Voy a hacer una comparación maniquea, pero el maniqueísmo puede ser ilustrativo. Repaso mis notas del libro de Javier Ordoñez, Ideas e inventos de un milenio, 900-1900, al tiempo que leo lo que dicen en los medios los defensores de Garzón. Por una parte me encuentro con tipos como John Harrison, Hans Lippershey, o Claude Chappe, a los que casi nadie conoce, y por otra con celebridades universales. Sin los primeros, prácticamente anónimos, y miles como ellos, los hombres seguiríamos en el neolítico o algo similar, pero los segundos pretenden ser embajadores del Paraíso, gentes que no se pueden acomodar al esquema común, a esa pretensión, seguramente fascista, de que nadie esté por encima de la ley.

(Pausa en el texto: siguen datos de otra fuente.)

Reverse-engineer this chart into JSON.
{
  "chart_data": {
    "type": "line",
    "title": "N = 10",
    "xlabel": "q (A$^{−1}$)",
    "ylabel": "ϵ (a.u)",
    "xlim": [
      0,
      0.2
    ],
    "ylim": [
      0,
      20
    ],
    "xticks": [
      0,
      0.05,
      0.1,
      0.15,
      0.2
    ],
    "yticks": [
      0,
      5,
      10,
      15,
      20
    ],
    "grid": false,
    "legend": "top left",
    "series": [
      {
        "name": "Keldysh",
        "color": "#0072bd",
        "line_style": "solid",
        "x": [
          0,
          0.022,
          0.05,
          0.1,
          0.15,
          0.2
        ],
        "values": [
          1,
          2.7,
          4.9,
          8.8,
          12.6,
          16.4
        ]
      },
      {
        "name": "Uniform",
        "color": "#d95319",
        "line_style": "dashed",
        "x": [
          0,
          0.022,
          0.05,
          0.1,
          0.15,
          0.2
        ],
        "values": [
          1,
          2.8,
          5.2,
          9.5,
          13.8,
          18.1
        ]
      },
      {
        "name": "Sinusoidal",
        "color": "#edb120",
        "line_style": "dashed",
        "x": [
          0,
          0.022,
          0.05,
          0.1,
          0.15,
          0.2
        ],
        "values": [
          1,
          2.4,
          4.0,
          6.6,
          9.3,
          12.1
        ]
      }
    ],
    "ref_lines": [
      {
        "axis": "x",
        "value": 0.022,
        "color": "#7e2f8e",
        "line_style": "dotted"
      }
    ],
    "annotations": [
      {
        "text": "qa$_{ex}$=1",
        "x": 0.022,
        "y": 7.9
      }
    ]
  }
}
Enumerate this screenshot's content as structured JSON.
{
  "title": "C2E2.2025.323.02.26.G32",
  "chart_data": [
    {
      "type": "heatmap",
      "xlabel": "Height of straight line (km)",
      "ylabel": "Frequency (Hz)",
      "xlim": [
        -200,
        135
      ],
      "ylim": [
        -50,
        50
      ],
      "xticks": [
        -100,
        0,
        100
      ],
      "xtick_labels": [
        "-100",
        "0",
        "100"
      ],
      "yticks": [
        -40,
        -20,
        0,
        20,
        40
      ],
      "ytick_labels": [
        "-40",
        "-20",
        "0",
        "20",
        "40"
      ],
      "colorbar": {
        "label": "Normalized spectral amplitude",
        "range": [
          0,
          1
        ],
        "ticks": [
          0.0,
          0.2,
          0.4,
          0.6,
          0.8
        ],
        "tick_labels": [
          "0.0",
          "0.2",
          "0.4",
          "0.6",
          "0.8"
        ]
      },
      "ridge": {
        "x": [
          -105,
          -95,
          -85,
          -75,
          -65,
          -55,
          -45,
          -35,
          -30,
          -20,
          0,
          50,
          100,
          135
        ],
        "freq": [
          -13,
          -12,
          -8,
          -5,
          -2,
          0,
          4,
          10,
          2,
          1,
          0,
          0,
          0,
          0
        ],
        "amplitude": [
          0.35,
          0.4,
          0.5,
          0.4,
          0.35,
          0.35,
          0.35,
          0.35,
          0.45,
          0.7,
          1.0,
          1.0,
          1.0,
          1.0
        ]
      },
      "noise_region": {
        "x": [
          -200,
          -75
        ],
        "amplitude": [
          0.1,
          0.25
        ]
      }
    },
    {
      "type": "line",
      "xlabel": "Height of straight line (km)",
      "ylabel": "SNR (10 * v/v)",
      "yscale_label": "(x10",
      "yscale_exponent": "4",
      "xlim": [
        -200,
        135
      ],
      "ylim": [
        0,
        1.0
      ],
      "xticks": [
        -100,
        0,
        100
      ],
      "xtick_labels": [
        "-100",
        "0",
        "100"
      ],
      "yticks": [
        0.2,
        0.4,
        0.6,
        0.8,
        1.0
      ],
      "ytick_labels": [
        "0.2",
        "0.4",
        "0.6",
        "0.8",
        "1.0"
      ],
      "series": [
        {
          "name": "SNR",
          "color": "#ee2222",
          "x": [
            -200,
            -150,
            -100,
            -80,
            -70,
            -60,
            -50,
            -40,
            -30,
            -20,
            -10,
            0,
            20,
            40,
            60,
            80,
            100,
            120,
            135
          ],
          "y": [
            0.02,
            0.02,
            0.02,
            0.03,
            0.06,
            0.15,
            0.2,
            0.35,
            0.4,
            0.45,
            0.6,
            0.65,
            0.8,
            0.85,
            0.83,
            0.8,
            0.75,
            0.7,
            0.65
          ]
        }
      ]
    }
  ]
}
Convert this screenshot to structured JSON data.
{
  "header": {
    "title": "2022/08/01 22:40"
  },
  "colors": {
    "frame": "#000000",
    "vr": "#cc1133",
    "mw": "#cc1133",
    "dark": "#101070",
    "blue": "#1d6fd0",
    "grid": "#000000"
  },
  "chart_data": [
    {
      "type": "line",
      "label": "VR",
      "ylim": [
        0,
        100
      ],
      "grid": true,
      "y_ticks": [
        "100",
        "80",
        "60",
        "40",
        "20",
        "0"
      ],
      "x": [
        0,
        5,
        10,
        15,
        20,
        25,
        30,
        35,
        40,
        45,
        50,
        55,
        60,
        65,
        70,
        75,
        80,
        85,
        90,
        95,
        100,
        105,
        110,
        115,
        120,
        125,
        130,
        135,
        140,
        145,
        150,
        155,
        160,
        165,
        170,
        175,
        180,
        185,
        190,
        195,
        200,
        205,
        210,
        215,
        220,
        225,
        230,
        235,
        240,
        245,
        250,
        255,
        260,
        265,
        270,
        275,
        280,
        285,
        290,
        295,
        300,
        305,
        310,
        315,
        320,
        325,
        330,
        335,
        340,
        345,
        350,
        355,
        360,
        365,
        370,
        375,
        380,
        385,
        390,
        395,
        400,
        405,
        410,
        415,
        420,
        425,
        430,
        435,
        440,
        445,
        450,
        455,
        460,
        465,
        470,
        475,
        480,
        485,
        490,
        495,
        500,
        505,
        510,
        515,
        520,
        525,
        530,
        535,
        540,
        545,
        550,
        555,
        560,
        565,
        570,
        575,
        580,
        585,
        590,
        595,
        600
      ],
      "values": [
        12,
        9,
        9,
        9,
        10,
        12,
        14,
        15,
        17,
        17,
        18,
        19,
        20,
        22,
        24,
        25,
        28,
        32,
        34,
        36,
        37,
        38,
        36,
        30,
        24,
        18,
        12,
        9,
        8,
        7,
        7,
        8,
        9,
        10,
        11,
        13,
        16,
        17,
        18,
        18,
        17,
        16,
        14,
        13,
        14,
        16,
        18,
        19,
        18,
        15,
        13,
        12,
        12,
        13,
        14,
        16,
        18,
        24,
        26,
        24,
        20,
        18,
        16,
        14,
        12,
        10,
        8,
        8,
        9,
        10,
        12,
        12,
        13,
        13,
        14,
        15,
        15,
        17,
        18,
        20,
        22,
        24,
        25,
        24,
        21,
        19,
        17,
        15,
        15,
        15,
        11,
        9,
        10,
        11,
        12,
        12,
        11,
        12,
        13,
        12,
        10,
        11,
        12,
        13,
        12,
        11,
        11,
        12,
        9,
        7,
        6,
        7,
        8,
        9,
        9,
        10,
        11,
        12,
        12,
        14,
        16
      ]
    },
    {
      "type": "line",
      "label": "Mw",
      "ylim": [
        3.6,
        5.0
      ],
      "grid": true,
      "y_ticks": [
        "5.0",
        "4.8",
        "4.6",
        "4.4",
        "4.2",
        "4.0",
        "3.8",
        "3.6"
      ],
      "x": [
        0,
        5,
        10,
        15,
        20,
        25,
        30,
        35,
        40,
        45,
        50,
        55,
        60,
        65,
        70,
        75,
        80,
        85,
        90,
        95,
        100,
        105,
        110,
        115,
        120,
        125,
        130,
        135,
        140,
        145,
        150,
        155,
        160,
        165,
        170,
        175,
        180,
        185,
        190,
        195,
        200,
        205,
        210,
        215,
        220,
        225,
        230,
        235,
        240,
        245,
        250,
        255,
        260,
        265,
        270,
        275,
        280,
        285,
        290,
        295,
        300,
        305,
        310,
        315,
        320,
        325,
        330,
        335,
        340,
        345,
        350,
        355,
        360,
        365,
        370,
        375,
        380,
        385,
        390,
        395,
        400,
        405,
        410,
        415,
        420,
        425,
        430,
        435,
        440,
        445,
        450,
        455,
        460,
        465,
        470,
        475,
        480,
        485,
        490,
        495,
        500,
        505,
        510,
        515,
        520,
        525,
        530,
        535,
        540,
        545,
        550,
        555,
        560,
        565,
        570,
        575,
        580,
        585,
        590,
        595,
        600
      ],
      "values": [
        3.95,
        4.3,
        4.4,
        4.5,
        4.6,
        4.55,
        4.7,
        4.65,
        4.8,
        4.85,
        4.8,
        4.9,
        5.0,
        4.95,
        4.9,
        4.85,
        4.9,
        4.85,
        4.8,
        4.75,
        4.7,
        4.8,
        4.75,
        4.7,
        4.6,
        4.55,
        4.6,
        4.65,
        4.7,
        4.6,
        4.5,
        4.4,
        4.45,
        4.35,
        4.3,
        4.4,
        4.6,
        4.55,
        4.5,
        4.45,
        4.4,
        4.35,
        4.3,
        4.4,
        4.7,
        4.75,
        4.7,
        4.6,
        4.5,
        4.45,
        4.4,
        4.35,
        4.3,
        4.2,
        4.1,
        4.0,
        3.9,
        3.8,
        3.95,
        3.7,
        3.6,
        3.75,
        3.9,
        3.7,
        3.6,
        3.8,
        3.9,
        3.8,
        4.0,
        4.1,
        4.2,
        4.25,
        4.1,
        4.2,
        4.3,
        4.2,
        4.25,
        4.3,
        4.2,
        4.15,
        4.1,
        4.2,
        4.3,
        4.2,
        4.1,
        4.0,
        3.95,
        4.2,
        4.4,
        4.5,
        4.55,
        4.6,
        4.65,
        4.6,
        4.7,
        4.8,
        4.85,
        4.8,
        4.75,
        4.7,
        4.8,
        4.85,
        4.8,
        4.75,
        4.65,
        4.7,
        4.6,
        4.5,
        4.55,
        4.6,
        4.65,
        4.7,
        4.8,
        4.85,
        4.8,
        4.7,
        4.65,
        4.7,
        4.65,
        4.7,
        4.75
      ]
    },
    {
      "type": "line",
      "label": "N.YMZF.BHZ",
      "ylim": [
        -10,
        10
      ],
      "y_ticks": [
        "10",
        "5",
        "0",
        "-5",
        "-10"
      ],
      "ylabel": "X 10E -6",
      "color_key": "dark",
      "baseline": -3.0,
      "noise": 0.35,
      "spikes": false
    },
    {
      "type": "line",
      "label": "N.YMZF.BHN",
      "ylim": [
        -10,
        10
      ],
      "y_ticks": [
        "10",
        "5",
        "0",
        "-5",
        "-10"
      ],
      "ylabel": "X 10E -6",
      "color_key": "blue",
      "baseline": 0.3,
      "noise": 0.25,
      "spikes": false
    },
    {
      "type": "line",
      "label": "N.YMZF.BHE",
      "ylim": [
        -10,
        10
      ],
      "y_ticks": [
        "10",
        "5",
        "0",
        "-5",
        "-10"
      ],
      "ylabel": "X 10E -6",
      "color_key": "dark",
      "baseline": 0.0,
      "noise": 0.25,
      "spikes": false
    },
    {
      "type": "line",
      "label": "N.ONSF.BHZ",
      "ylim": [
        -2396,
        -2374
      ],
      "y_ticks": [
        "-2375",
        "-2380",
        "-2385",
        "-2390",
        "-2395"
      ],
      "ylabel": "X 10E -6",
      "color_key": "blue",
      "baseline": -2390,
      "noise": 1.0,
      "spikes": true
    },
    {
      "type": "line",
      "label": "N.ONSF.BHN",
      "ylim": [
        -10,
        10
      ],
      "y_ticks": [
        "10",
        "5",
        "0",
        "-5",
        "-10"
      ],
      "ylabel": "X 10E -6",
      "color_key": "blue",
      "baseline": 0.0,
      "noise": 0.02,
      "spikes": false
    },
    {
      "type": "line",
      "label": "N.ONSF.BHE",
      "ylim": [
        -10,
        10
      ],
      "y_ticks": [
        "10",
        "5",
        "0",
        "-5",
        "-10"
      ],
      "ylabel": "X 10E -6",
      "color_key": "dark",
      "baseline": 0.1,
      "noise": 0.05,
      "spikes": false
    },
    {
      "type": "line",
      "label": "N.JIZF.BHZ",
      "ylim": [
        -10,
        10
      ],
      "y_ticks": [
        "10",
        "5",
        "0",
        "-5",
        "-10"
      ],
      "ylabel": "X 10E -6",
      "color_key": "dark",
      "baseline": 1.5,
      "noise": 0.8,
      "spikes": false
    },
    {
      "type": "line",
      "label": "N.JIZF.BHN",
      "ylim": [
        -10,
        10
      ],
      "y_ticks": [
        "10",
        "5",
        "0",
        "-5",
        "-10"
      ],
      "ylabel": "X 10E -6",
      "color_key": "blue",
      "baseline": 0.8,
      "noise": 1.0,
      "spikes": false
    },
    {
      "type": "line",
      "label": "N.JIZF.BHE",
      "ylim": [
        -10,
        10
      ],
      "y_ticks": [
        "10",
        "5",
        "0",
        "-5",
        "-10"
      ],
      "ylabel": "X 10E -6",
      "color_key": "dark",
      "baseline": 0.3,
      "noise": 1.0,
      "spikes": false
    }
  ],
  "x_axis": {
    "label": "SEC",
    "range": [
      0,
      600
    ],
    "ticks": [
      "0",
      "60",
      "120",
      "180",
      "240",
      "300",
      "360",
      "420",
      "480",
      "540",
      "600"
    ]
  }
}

Los primeros comprendieron que el trabajo gustoso y la invención merecían la pena, más allá de su fama y su fortuna. Los segundos pretenden que lo que ellos digan y/o hagan no sea objeto de controversia, porque pertenecen a una casta superior, a una nueva especie de intocables. Su fama no solo les precede, sino que, a su entender, debiera protegerlos de todo mal, de la investigación de los jueces, del cuestionamiento público de sus intereses, de cualquier presunción de control.
Las soflamas en defensa de Garzón son flamígeras, apocalípticas. Es evidente que esa izquierda divina jamás ha podido entender los fundamentos de la democracia liberal, siempre ven sus instituciones como máscaras que pretenden impedirles el dominio del mundo, la burla de su buena intención, la superioridad moral y estética de sus almas. ¿Puede haber algo más inicuo?
Me gusta verlo de otro modo, como una ironía de la historia. Los del partido de Dios, pues así se llamaban, defendían la suprema verdad de sus convicciones más allá de toda la hojarasca dialéctica de los liberales, de aquella peligrosa doctrina según la cual acabaría sucediendo que nadie fuese más que nadie. Ese horror, que parecía patrimonio de una derecha desaparecida, amenaza ahora a esta izquierda post-comunista e impecable, y comprendo que sea insufrible que el juez que veía amanecer pueda ser un delincuente, lo mismo que parecía insoportable a los carlistas que el Rey Nuestro Señor fuese un pretendiente cualquiera y pudiere acabar por ser, a la postre, un ciudadano extravagante.
Cierta manera de entender la izquierda es el último recurso para sustraerse a la marea de vulgaridad que todo lo inunda, para estar en el pináculo, pero el de Garzón se derriba con ruido, y sus coristas se temen lo peor: que están a punto de perder su condición de símbolos, su sala VIP, su patente de corso universal y tendrán que ponerse a la cola del supermercado, como todo el mundo.